Study will consider 5 Mid-States Corridor routes



FERDINAND — When and how the Mid-States Corridor will be completed after the initial study on the project is done are burning questions people have been wanting answered.

“I know what you’re thinking,” Mark Schroeder told the group of 400 people at Dubois Strong’s annual luncheon Thursday. “How long is this [study] going to take? What happens after it’s done? What kind of road is going to be built? And what will the route be?

“And my answer to those questions is, it depends on who you ask.”

Schroeder, president of the Mid-States Corridor Regional Development Authority working with the state on the Mid-States Corridor, explained what he could about the project, including the most recent developments.

The goal of the ongoing work is to get a four-lane, limited-access highway that would run north from Owensboro, Kentucky, go around Huntingburg and Jasper and continue north to connect to Interstate 69.

The project’s latest development was earlier this month with the selection of the Lochmueller Group of Evansville as the consultant for the Tier 1 study for the project. The next step is negotiating the project scope and final contract between the consultant, the Indiana Department of Transportation and the RDA. That is expected to take about two months, Schroeder said.

The $7.3 million in local pledges were instrumental in getting the Tier 1 study started so soon, he said. That includes $3.8 million in donations from businesses in Dubois and Spencer counties and $3.5 million pledged by government, including $1.75 million from Dubois County, $1.4 million from Jasper and $350,000 from Huntingburg.

Lochmueller plans to finish the Tier 1 study in two years, which will be in the third quarter of 2021. “This will be just in time to get whatever follows this to be included in INDOT’s 2022 statewide transportation plan,” Schroeder said.
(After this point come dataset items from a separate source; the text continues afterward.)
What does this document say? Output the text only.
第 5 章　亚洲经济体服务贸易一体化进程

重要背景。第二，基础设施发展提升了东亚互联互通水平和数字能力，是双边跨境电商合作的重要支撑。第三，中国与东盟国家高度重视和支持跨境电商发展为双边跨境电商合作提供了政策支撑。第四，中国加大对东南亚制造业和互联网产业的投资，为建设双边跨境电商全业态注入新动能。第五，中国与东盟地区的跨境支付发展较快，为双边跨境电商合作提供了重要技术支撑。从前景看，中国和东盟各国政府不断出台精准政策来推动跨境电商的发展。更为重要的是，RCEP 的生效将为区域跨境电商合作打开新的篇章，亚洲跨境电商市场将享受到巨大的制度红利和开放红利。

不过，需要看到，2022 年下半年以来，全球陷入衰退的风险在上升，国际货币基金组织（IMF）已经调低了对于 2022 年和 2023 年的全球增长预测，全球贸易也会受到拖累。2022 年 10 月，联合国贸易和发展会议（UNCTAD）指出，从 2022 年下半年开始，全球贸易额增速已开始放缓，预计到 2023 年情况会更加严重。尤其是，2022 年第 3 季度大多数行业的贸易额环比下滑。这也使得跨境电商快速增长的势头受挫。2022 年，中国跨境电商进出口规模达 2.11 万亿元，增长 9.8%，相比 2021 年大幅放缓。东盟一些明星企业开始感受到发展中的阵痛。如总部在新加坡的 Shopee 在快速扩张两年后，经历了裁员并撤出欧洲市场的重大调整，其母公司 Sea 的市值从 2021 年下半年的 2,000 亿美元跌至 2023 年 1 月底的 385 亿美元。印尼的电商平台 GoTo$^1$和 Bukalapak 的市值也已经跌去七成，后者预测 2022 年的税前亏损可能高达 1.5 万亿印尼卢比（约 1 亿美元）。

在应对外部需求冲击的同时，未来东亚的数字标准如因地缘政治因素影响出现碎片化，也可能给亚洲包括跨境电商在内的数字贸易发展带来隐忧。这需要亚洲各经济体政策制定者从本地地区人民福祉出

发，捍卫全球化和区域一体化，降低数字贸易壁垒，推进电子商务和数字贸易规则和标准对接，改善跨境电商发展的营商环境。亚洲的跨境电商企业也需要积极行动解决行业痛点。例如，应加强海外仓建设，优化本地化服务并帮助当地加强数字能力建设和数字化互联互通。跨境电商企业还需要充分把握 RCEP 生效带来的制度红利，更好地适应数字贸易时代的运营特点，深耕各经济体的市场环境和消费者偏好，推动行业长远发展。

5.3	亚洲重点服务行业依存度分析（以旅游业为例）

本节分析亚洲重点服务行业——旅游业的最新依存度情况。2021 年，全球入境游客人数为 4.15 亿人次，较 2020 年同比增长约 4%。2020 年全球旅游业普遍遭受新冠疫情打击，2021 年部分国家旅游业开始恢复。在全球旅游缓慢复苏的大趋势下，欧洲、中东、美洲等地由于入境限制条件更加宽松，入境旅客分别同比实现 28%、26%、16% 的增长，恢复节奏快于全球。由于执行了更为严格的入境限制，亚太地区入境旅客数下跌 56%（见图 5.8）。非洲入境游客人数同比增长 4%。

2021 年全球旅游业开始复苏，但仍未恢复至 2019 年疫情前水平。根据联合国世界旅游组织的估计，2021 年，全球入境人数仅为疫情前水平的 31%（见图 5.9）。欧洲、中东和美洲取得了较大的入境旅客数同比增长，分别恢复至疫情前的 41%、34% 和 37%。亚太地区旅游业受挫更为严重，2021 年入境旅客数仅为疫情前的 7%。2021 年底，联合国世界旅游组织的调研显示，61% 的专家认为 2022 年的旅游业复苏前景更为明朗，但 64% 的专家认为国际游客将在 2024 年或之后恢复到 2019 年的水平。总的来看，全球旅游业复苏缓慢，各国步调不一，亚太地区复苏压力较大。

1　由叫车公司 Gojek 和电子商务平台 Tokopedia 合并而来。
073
Lochmueller must look at every possible route and look at the cost benefit of each, as well as the reasonable range on the alternatives of the type of road. The study will also determine if the project should be done in phases.

There are five potential routes that Lochmueller will study.

Proposed sections and conceptual corridors

“They will seek input from the public and will explain their findings as they make their decision for each of these routes,” Schroeder said.

The Federal Highway Administration, from which the bulk of the funding would come, has strict guidelines for the study.

“It has to be well documented, factually supported and independent,” Schroeder said. “We don’t want to do or say anything to cause the project to be tainted in the eyes of the Federal Highway Administration.” With that, the RDA cannot try to influence or steer the consultant on a particular route or specific kind of road, he said.

“That’s where you come in. You’re the group that needs to actively and assertively advocate to consultants, to INDOT, and to the state and federal elected officials,” Schroeder said to the audience. “You can and should advocate for what you believe is the best type of roadway and route for the Mid-States Corridor.”

There will be many chances for the public to voice their opinion as the Tier 1 study is being done, Schroeder said. Public meetings should start later this year.

“I encourage you to speak up and take advantage of every opportunity to have your voice heard in this process.” Schroeder said. “It’s way past the time that we get a return on the tax dollars we’ve sent to Indianapolis for years and years. This Mid-States Corridor is that opportunity.”

“We need to do whatever it takes to make this happen,” Schroeder concluded. “It will take all of us working together as a team to make this highway a reality.”